Russische Streitkräfte haben nach Angaben des ukrainischen Präsidenten Wolodymyr Selenskyj ihre Angriffe in der vergangenen Nacht fortgesetzt. Dies zeige, dass Russland nicht einmal einen symbolischen Versuch unternommen habe, das Feuer an der Front einzustellen, erklärt Selenskyj. Das Verteidigungsministerium in Moskau hatte gestern eine Feuerpause vom 8. Mai um Mitternacht bis zum 10. Mai angekündigt. Ursprünglich war dies für den 8. und 9. Mai anberaumt. An diesen Tagen feiert Russland den Sieg der Sowjetunion über Nazi-Deutschland mit einer Militärparade in Moskau. Selenskyj hatte in dieser Woche seinerseits eine unbefristete Waffenruhe ab dem 6. Mai vorgeschlagen. Diese habe Russland verletzt, erklärt er.

+++ 07:03 Kiew: Mehr als 1100 russische Soldaten innerhalb eines Tages "eliminiert" +++

Kiew macht täglich Angaben zu den personellen Verlusten auf russischer Seite. Laut Ukraine sind es 1130 russische Soldaten, die am vergangenen Tag verletzt oder getötet worden sind. Nach Angaben des ukrainischen Verteidigungsministeriums sind seit Beginn des Krieges im Februar 2022 insgesamt 1.339.190 russische Soldaten "eliminiert" worden. Wie das Verteidigungsministerium in seinen täglichen Angaben zu den Verlusten Russlands verkündet, sind es seit Kriegsbeginn knapp 12.000 Panzer und fast 280.000 Drohnen, die sich nicht mehr im Besitz des russischen Militärs befinden oder zerstört wurden. Die Angaben lassen sich nicht unabhängig überprüfen. Moskau selbst hält sich mit Informationen zu eigenen Verlusten in der Ukraine zurück.
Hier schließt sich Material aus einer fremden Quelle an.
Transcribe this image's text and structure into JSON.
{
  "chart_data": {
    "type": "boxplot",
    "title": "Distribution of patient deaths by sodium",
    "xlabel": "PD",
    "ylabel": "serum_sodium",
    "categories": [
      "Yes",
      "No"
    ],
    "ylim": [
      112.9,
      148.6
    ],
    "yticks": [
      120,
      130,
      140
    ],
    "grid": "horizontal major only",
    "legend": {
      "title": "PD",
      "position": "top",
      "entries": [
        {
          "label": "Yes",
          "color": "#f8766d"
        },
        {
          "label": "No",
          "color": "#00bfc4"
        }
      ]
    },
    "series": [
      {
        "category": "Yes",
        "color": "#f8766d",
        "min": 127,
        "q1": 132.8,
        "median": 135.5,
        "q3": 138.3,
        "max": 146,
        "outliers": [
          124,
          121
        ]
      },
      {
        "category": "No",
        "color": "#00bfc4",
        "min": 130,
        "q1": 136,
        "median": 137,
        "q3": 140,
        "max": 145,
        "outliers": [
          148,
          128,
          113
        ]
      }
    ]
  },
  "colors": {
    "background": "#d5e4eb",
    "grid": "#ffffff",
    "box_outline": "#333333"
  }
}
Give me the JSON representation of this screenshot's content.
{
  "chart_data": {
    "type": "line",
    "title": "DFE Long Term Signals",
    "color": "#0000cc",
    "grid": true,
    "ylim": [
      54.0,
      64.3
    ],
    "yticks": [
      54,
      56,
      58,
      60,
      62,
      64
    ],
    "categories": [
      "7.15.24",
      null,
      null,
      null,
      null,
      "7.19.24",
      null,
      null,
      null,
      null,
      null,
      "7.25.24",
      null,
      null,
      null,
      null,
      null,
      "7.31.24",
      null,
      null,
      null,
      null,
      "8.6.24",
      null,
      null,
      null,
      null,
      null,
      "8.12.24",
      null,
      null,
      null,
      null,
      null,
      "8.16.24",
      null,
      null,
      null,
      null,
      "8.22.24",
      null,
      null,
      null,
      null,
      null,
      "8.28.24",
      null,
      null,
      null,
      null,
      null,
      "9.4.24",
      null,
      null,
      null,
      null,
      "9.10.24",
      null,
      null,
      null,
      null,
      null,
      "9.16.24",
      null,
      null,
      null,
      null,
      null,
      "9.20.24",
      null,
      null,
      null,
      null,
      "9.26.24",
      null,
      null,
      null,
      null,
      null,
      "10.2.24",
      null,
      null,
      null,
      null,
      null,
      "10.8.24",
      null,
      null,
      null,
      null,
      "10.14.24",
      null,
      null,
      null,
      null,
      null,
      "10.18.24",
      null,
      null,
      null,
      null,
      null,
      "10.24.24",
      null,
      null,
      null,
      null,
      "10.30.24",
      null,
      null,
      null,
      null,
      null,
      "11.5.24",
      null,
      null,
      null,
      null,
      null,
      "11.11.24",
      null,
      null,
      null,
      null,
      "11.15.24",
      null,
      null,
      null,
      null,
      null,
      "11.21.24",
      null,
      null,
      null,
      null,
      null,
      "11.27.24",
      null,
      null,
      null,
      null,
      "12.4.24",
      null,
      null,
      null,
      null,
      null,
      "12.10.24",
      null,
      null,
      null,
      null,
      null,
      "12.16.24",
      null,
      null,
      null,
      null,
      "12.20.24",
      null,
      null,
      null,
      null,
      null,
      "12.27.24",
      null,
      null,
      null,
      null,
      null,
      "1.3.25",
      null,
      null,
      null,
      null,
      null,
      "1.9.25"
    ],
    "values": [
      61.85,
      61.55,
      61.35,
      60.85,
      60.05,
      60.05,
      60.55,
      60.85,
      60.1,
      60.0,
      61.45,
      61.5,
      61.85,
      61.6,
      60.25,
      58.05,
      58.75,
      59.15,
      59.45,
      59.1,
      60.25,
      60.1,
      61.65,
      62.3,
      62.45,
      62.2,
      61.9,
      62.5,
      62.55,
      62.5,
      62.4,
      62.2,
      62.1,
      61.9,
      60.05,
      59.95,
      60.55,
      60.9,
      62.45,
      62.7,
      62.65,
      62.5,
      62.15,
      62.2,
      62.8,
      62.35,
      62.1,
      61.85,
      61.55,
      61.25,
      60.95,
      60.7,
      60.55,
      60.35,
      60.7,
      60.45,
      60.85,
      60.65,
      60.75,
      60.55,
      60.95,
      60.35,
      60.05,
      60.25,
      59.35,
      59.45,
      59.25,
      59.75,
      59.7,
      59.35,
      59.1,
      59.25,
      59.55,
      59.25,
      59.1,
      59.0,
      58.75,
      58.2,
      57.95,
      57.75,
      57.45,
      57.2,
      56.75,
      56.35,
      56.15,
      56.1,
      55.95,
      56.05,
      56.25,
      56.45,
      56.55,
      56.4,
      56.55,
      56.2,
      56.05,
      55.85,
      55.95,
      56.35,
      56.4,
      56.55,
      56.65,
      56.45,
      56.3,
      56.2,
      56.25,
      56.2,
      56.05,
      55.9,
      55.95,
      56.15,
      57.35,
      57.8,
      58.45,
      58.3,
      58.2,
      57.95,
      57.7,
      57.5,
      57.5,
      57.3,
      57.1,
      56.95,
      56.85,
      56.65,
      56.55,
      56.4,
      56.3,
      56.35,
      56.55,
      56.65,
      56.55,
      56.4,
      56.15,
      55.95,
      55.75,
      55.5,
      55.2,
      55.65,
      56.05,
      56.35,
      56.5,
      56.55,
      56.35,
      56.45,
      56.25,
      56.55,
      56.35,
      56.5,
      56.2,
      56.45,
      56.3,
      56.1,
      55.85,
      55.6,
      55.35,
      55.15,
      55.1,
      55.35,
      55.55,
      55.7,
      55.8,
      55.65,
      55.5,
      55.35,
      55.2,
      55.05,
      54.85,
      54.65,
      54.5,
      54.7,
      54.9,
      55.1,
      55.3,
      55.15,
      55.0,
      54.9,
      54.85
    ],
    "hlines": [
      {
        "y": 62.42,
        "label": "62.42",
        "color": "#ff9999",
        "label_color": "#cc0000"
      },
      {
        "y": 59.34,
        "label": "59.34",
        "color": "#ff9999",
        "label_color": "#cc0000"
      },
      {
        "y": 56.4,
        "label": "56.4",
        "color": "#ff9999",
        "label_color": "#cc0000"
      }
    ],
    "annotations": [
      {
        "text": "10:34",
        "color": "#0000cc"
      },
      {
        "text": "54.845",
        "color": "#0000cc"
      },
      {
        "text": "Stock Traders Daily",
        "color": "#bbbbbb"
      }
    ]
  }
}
+++ 06:19 Wegen Spionage: Russisches Gericht verurteilt Ukrainer zu 22 Jahren Haft +++

Ein russisches Gericht in Rostow am Don hat den gefangengenommenen ukrainischen Staatsbürger Roman Kliukin zu 22 Jahren Haft verurteilt. Das Militärgericht des südlichen Militärbezirks Russlands sprach ihn wegen Spionage und der Beteiligung an den Aktivitäten einer terroristischen Organisation schuldig. Das meldet die staatliche ukrainische Nachrichtenagentur Ukrinform unter Berufung auf den Pressedienst des Gerichts. Nach Angaben russischer Ermittler unterzeichnete Kliukin im Oktober 2024 einen Vertrag mit dem krimtatarischen Noman-Çelebicihan-Bataillon, in dem er mutmaßli<arch als Sanitäter diente. Die Staatsanwaltschaft macht geltend, dass Kliukin im Januar des vergangenen Jahres "Spionageaufträge" ausführte, indem er Informationen über russisches Militärpersonal in der Region Donezk sammelte. Laut der Pressemitteilung soll Kliukin seine Schuld eingeräumt haben.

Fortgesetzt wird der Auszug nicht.